Quote from trefoil:
I love these guys who come up with this stuff.
Trayvon's murder was already a man who felt himself justified in deciding that he and he alone knew the truth: "These guys always get away" he says. He'd already decided Trayvon was a burglar, obviously, and his mutterings demonstrate a determination to have a confrontation.
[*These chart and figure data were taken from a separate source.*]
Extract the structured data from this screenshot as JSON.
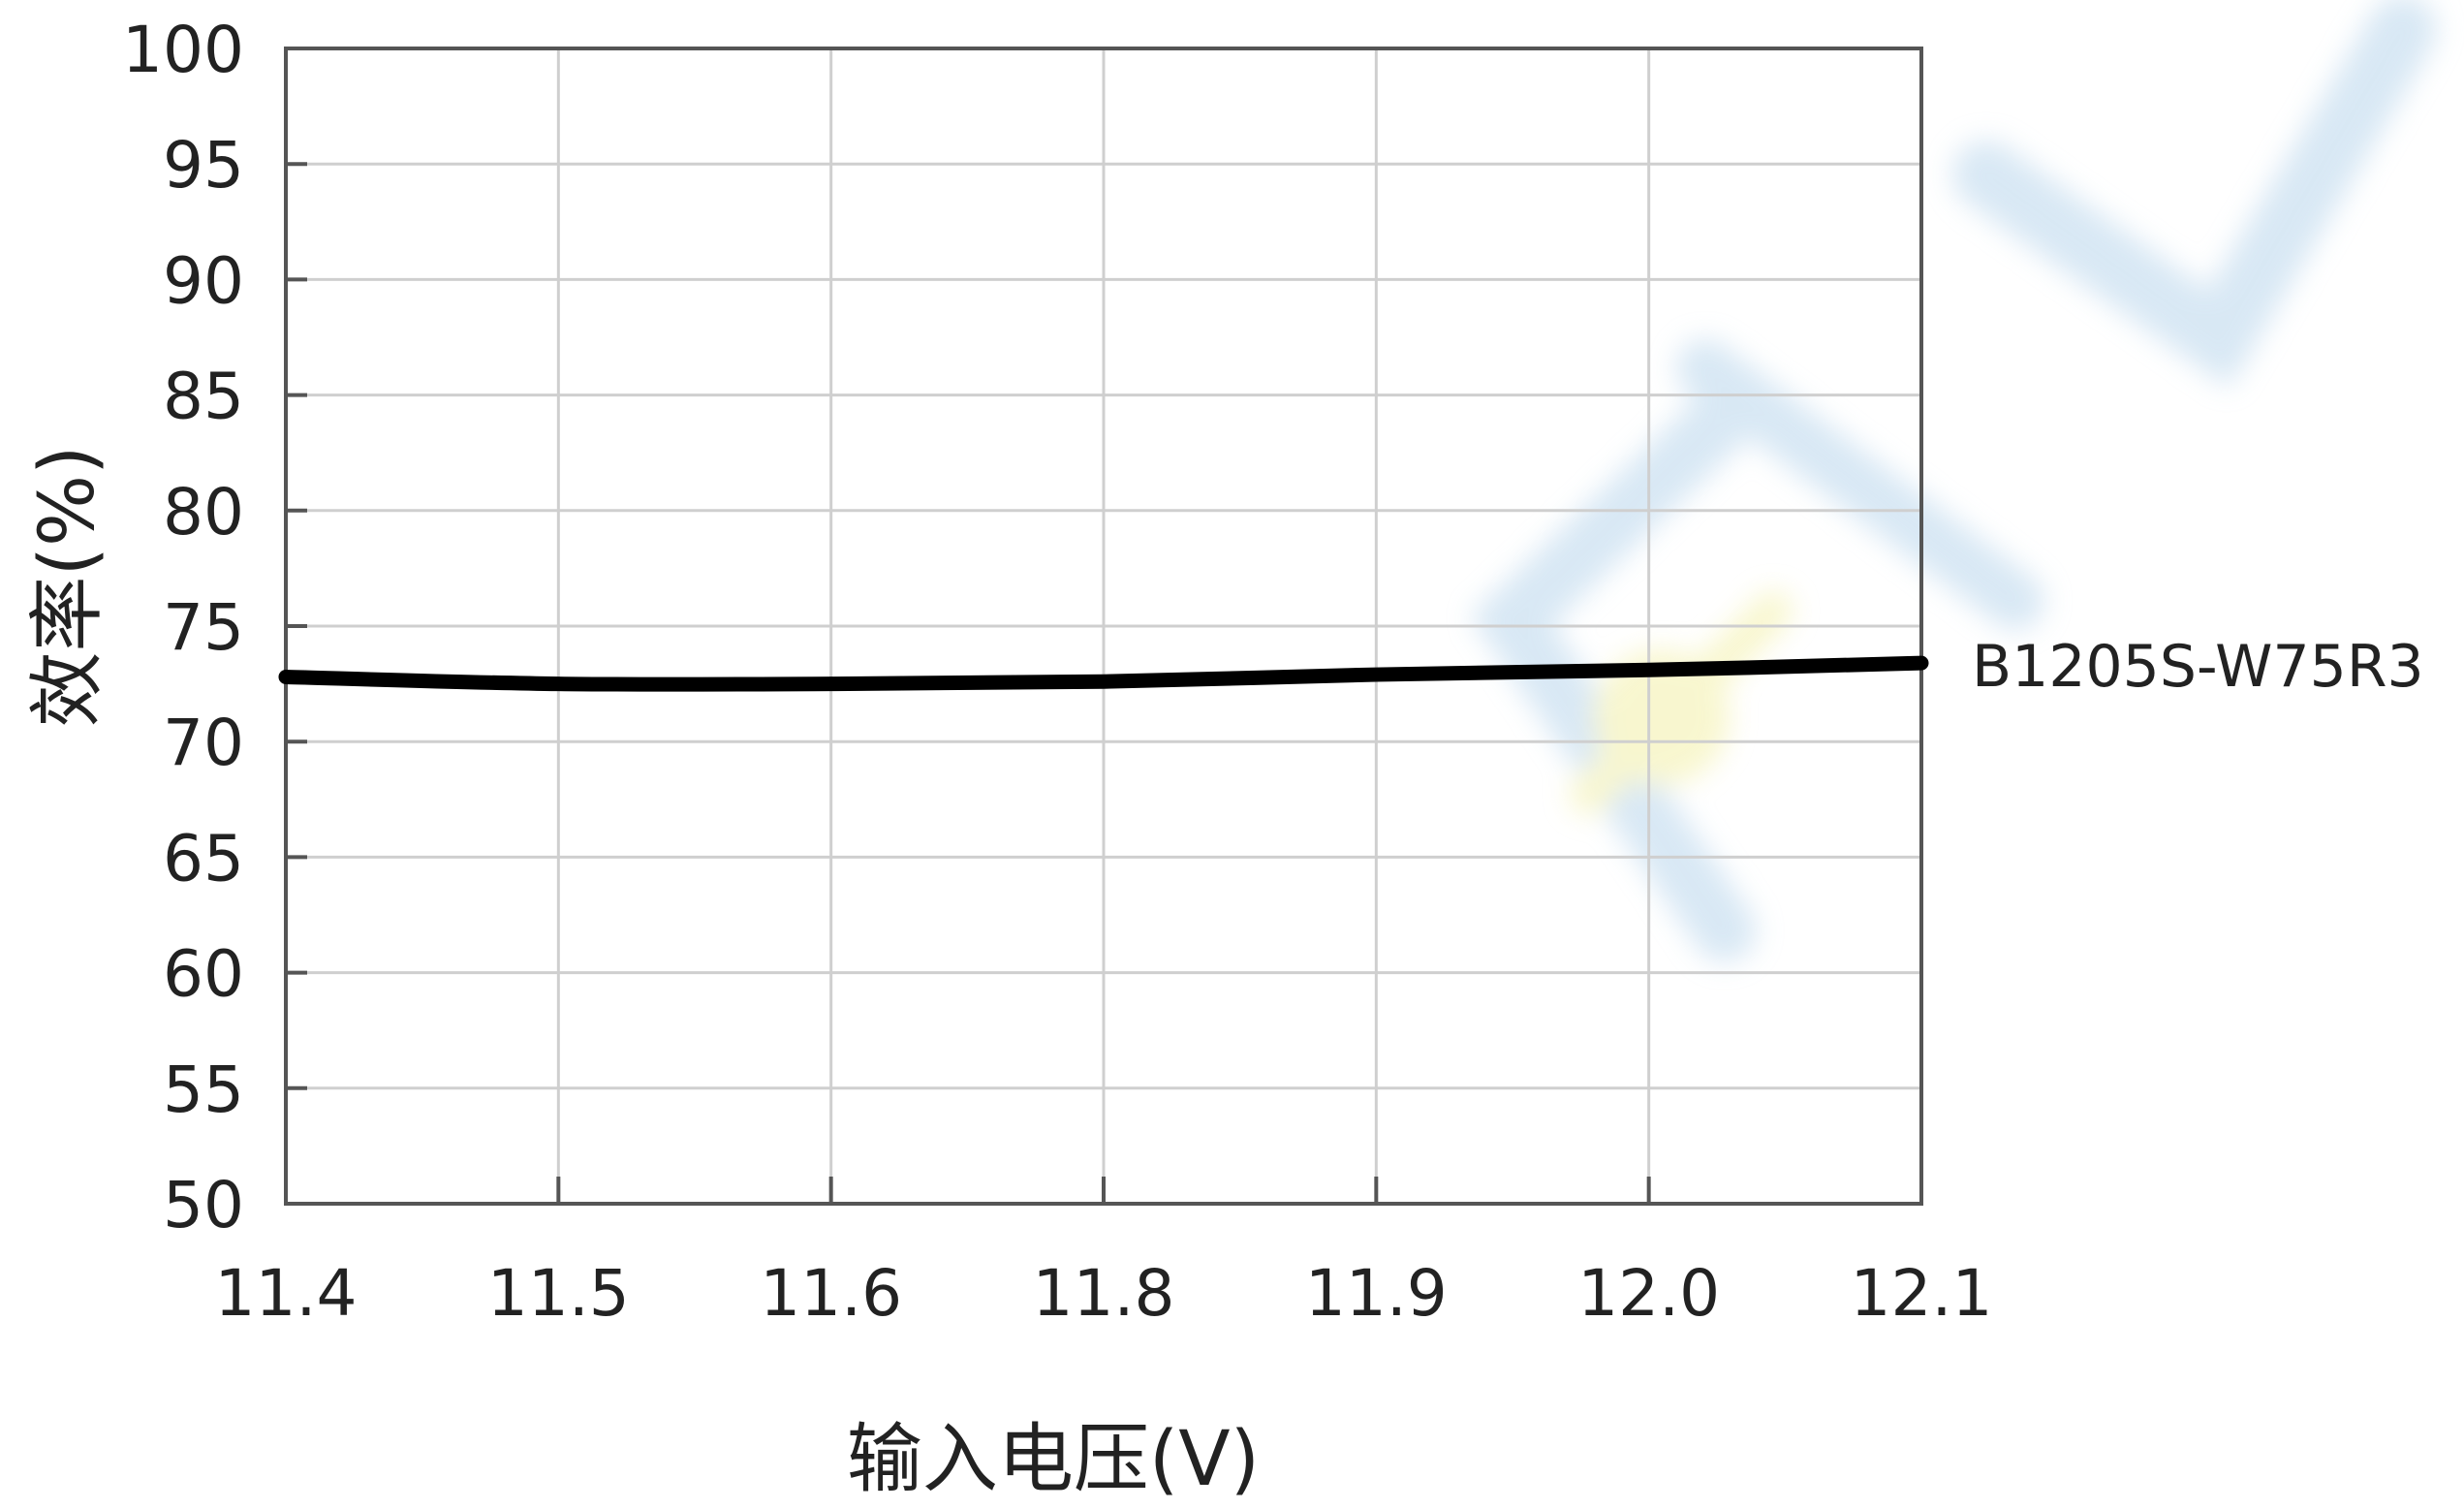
{
  "chart_data": {
    "type": "line",
    "xlabel": "输入电压(V)",
    "ylabel": "效率(%)",
    "x_ticks": [
      "11.4",
      "11.5",
      "11.6",
      "11.8",
      "11.9",
      "12.0",
      "12.1"
    ],
    "y_ticks": [
      "100",
      "95",
      "90",
      "85",
      "80",
      "75",
      "70",
      "65",
      "60",
      "55",
      "50"
    ],
    "ylim": [
      50,
      100
    ],
    "grid": true,
    "series": [
      {
        "name": "B1205S-W75R3",
        "x": [
          "11.4",
          "11.5",
          "11.6",
          "11.8",
          "11.9",
          "12.0",
          "12.1"
        ],
        "values": [
          72.8,
          72.5,
          72.5,
          72.6,
          72.9,
          73.1,
          73.4
        ]
      }
    ],
    "colors": {
      "line": "#000000",
      "grid": "#cfcfcf",
      "axis": "#555555"
    }
  }
}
Despite that, one says the prosecution doesn't have a case, and the other says it's mob justice. They have zero evidence that Trayvon initiated anything, in the meantime, other than their own hysterical speculations.
But we're the mob.
They've already decided, on the basis of exactly nothing, that it's self-defense.
But we're the mob.
The burden is on the prosecution to prove Zimmerman's guilt of specific actions with specific intent and/or a specific depraved or murderous state of mind. Otherwise it's not murder under the law. Everything has to be proven beyond a reasonable doubt to a jury of 12 who all have to agree. In this case, those are very high hurdles because there's very limited witness and forensic evidence.
I am not saying Zimmerman's innocent or that it was self defense. I am saying there's a big difference between believing something to be true and meeting the evidentiary burden required in a court of law.
Without strong eye witness and/or forensic evidence this is a very difficult case for the prosecutor to win.